Adesso come insegnano Toti, Lagarde, Fornero devono aggiungere il sacrificio di diventare invisibili in modo da esonerare degli obblighi della coscienza, possibilmente conferendosi in strutture idonee che collaborano a rafforzare le rendite e i patrimoni laici o ecclesiastici, comunque privati, diventando provvidenziali focolai che ne affrettino la dolorosa ma socialmente utile dipartita precoce.   

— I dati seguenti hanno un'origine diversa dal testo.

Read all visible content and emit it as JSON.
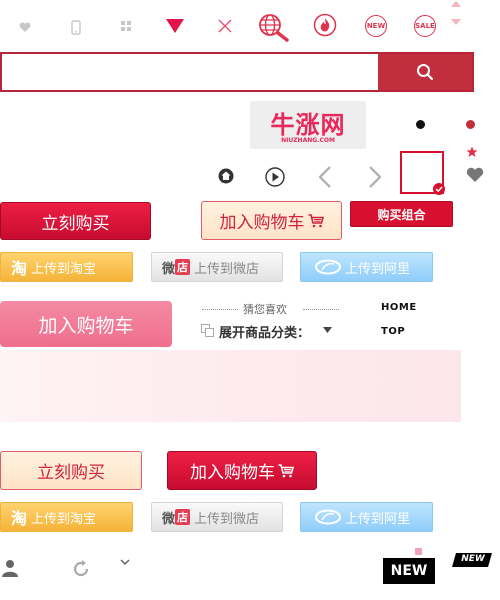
{
  "top_icons": {
    "new_badge": "NEW",
    "sale_badge": "SALE"
  },
  "search": {
    "value": "",
    "placeholder": ""
  },
  "logo": {
    "main": "牛涨网",
    "sub": "NIUZHANG.COM"
  },
  "buttons": {
    "buy_now": "立刻购买",
    "add_cart": "加入购物车",
    "combo": "购买组合",
    "add_cart_pink": "加入购物车",
    "buy_now_2": "立刻购买",
    "add_cart_2": "加入购物车"
  },
  "share": {
    "taobao_tag": "淘",
    "taobao": "上传到淘宝",
    "weidian_tag_1": "微",
    "weidian_tag_2": "店",
    "weidian": "上传到微店",
    "aliyun": "上传到阿里"
  },
  "guess": {
    "title": "猜您喜欢",
    "expand": "展开商品分类："
  },
  "links": {
    "home": "HOME",
    "top": "TOP"
  },
  "badges": {
    "new_dark": "NEW",
    "new_italic": "NEW"
  },
  "colors": {
    "brand_red": "#c12e3c",
    "pink_accent": "#e0334e"
  }
}
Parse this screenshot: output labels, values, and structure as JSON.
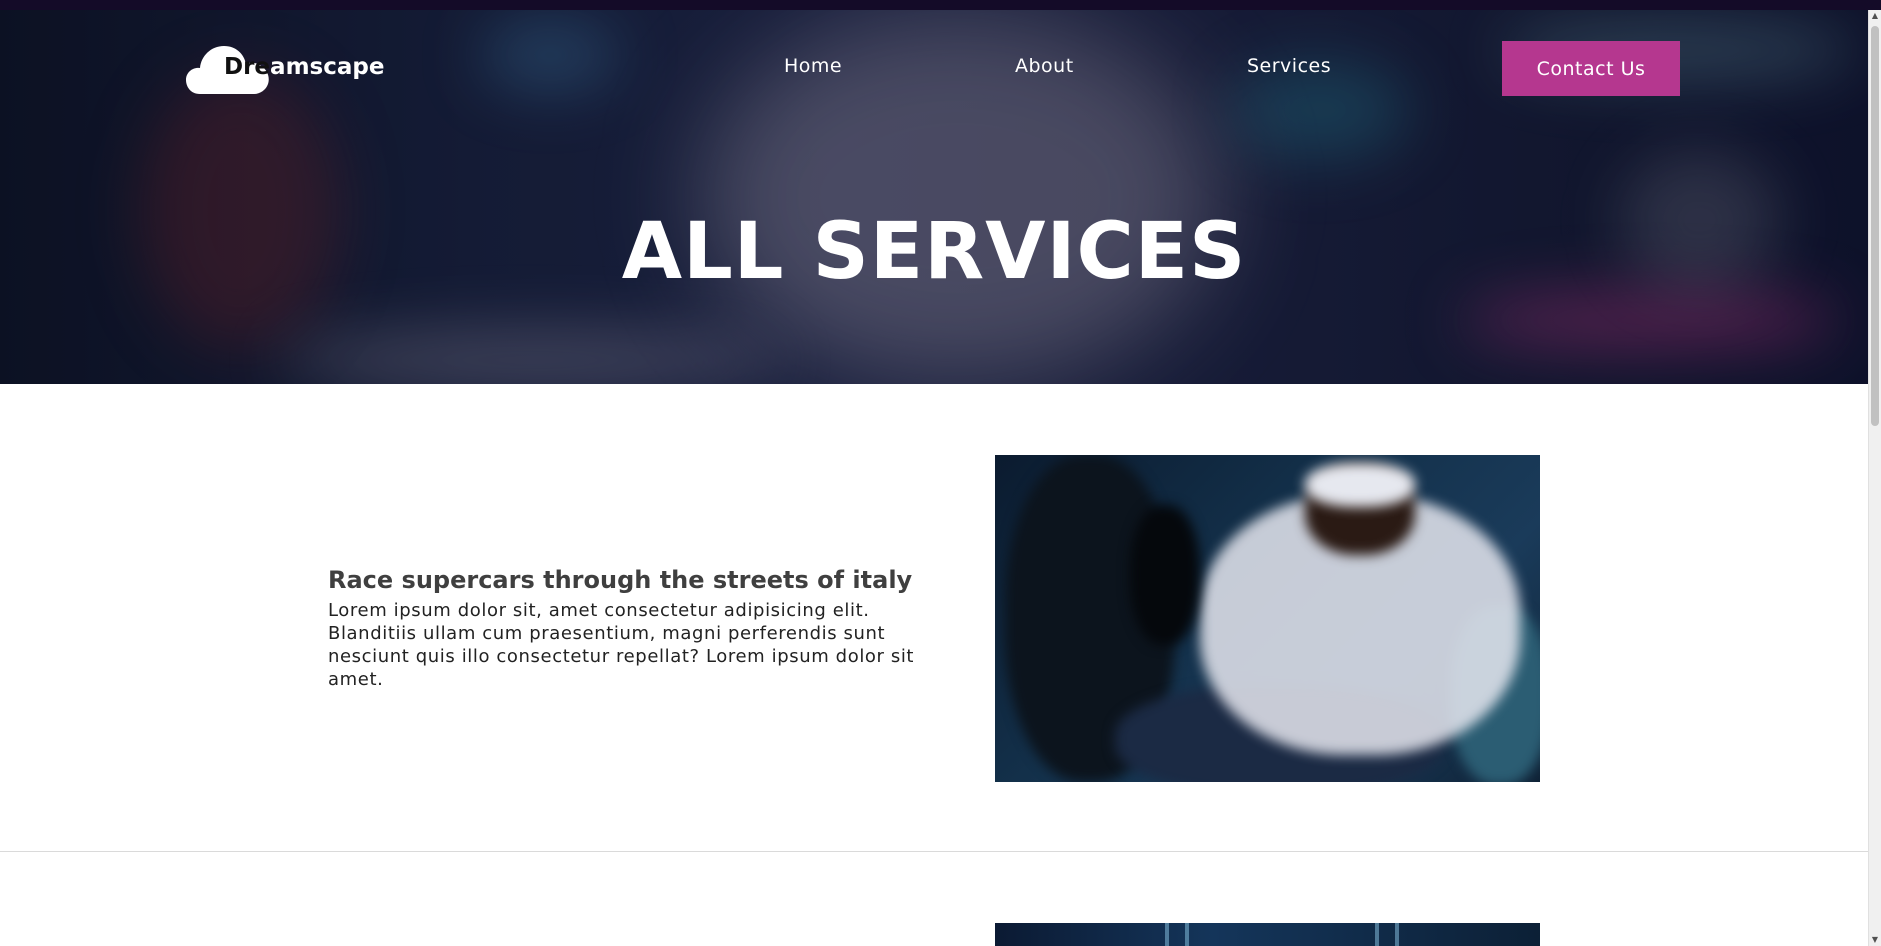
{
  "brand": {
    "name_dark_part": "Dre",
    "name_light_part": "amscape",
    "logo_icon": "cloud-icon"
  },
  "nav": {
    "links": [
      {
        "label": "Home"
      },
      {
        "label": "About"
      },
      {
        "label": "Services"
      }
    ],
    "cta_label": "Contact Us"
  },
  "hero": {
    "title": "ALL SERVICES"
  },
  "services": [
    {
      "title": "Race supercars through the streets of italy",
      "description": "Lorem ipsum dolor sit, amet consectetur adipisicing elit. Blanditiis ullam cum praesentium, magni perferendis sunt nesciunt quis illo consectetur repellat? Lorem ipsum dolor sit amet."
    }
  ],
  "colors": {
    "accent": "#b5378f",
    "top_strip": "#140b28",
    "heading_text": "#3f3f3f",
    "body_text": "#222222"
  },
  "scrollbar": {
    "up_icon": "chevron-up-icon",
    "down_icon": "chevron-down-icon"
  }
}
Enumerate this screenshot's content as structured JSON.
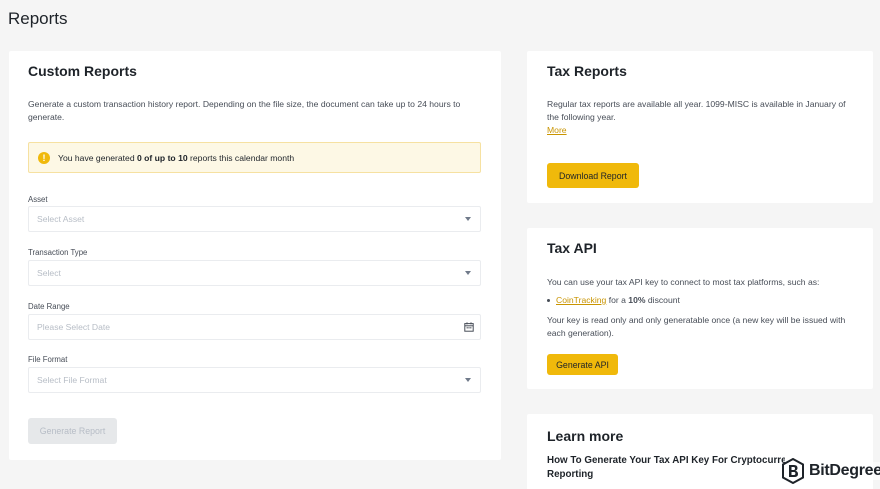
{
  "page": {
    "title": "Reports"
  },
  "custom_reports": {
    "title": "Custom Reports",
    "description": "Generate a custom transaction history report. Depending on the file size, the document can take up to 24 hours to generate.",
    "alert": {
      "prefix": "You have generated ",
      "count_text": "0 of up to 10",
      "suffix": " reports this calendar month"
    },
    "asset": {
      "label": "Asset",
      "placeholder": "Select Asset"
    },
    "transaction_type": {
      "label": "Transaction Type",
      "placeholder": "Select"
    },
    "date_range": {
      "label": "Date Range",
      "placeholder": "Please Select Date"
    },
    "file_format": {
      "label": "File Format",
      "placeholder": "Select File Format"
    },
    "generate_button": "Generate Report"
  },
  "tax_reports": {
    "title": "Tax Reports",
    "description": "Regular tax reports are available all year. 1099-MISC is available in January of the following year.",
    "more_link": "More",
    "download_button": "Download Report"
  },
  "tax_api": {
    "title": "Tax API",
    "intro": "You can use your tax API key to connect to most tax platforms, such as:",
    "bullet": {
      "link": "CoinTracking",
      "middle": " for a ",
      "discount": "10%",
      "suffix": " discount"
    },
    "note": "Your key is read only and only generatable once (a new key will be issued with each generation).",
    "generate_button": "Generate API"
  },
  "learn_more": {
    "title": "Learn more",
    "article_title": "How To Generate Your Tax API Key For Cryptocurrency Tax Reporting"
  },
  "watermark": {
    "text": "BitDegree"
  },
  "colors": {
    "accent": "#f0b90b",
    "link": "#c99400",
    "alert_bg": "#fdf8e5"
  }
}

Intanto comincino a starsene al chiuso, soli, isolati, per il loro bene eh, si industrino per trasformarsi in nativi digitali ordinando su Glovo e Amazon, saldando le fatture su PayPal e provvedendo a regalie natalizie con doviziosi bonifici online in modo che giovani congiunti finalmente liberi dalle responsabilità figliali e dinastiche possano festeggiare in numero di 6 e pure dedicarsi a attività contemplative e spirituali con la panza piena grazie a loro.

E infatti qualcuno del Pd in vena di rinnovo della rottamazioni si aggiunge all’invito al solitario romitaggio presidenziale: “Cenone di Natale solo tra i familiari di primo grado” e un virologo, tal Fabrizio Pregliasco sulla Stampa lancia un monito: “Gli italiani devono rassegnarsi a un Natale in famiglia, ma nel senso più stretto del termine, senza nemmeno poter avere i nonni a tavola”.  

E dire che in tanto ve l’avevamo detto che il Covid non sarà frutto avvelenato di un complotto ma ha assunto la forma di una macchinazione tossica per produrre quelle divisioni che aiutano gli imperi, per spezzare antichi patti affettivi, sociali, generazionali, per creare disuguaglianze ancora più profonde tra superiori economicamente e moralmente e inferiori immeritevoli di cure e prerogative che erano state conquistate dal tutti e per tutti. E che la continua proposta della solitudine, dell’isolamento, del distanziamento dagli altri è opinabile che rappresenti la salvezza dal contagio, ma è certo che crei danni insanabili, oltre a quello “civile” di creare diffidenza, sfiducia negli altri e di consolidare l’indole punitiva di poteri che declinano le loro responsabilità addossandole a una cittadinanza puerile, sconsiderata e scioperata.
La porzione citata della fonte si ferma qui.